Essentially, Sam decides to investigate the botched takedown herself in order to clear her name, as she cannot tell who to trust among her police colleagues and the Internal Affairs department, who are supposedly getting to the bottom of what happened. Sam’s task is complicated because of her feelings for a fellow officer, as well as her feelings for her dead ex-partner. She becomes involved in rounds of alcoholic binges (she often buys take-out food but is usually distracted before she can eat it), then visits the widow and, later, another woman who is part of a love-triangle which includes Sam. Inbetween the bars and inconclusive encounters, she gets embroiled in an occasional subplot that turns into a red herring.
Of course, Sam’s initial work to track down the drug dealer and his snitch messes up the official investigation, bringing down even more suspicion onto her as well as making her hopes of rehabilitation fade. After what seems like an awful lot of Sam’s emotional agonising over police colleagues and witnesses alike, the book picks up towards the end as she finally (after several backs and forths) realises who she trusts and who she doesn’t, and attempts to outwit everybody in order to get her beloved job back.
This novel has much going for it: the setting is very well realised and the author seems to know a great deal about the police and police work. Sam is a potentially interesting character from what we are told of her back story, but she is far too boring in that she is constantly upset about some man or other, and her impulsive, outspoken and aggressive behaviour is pretty hard to identify or sympathise with on several occasions. As the book pans out, she does find some fairly damning evidence in her favour, but chooses not to call it in. There are lots of incidents like this that draw out Sam’s exile before the various plot elements begin to come together, but I think many of them have the effect of slowing down the pace too much by their circular nature, rather than increasing the tension or providing more clues for the reader to work on.

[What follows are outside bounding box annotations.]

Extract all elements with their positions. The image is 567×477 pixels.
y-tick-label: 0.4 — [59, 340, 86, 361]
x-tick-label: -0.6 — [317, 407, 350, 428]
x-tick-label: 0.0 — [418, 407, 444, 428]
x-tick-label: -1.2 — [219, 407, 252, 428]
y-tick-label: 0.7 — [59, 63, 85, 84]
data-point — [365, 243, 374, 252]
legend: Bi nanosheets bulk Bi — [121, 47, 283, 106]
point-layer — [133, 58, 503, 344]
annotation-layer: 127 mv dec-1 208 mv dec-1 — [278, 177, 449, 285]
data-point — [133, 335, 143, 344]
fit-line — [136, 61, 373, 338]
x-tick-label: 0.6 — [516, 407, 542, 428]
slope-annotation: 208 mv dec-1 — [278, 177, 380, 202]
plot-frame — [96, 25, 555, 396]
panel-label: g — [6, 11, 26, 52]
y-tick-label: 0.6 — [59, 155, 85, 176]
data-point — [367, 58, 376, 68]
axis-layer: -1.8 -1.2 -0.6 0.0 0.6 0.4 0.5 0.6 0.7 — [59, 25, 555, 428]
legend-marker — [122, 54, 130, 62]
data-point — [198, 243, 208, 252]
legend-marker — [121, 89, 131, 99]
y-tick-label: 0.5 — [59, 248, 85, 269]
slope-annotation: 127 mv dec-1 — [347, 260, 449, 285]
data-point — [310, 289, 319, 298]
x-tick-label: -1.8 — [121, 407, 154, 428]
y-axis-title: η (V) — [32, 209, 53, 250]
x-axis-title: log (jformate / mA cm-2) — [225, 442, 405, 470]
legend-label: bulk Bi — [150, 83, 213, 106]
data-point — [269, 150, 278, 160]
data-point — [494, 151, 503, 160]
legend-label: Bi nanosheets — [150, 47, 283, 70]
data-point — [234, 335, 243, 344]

I am not sure if I’ll read more in the series: it depends on whether Sam ups the quotient of investigations in future, and acquires more self-knowledge and maturity, hence lowering her amount of inner vacillation about her love life with a cast of identikit males which can only be of limited interest to anyone other than her, including the reader. The book has strong potential and could develop as a series into a police-perspective counterpart to Sara Paretsky‘s V. I. Warshawski novels: one could imagine Sam and V. I. meeting as they certainly share not only some character elements but also a particular perspective of their joint city. But on the evidence of this first novel, there is a little way to go.
Quite a lot of this book reminded me of one I read early last year, Blood Sunset by Jarad Henry.
I purchased my copy of this book, which won the Edgar award for best first novel in 2006.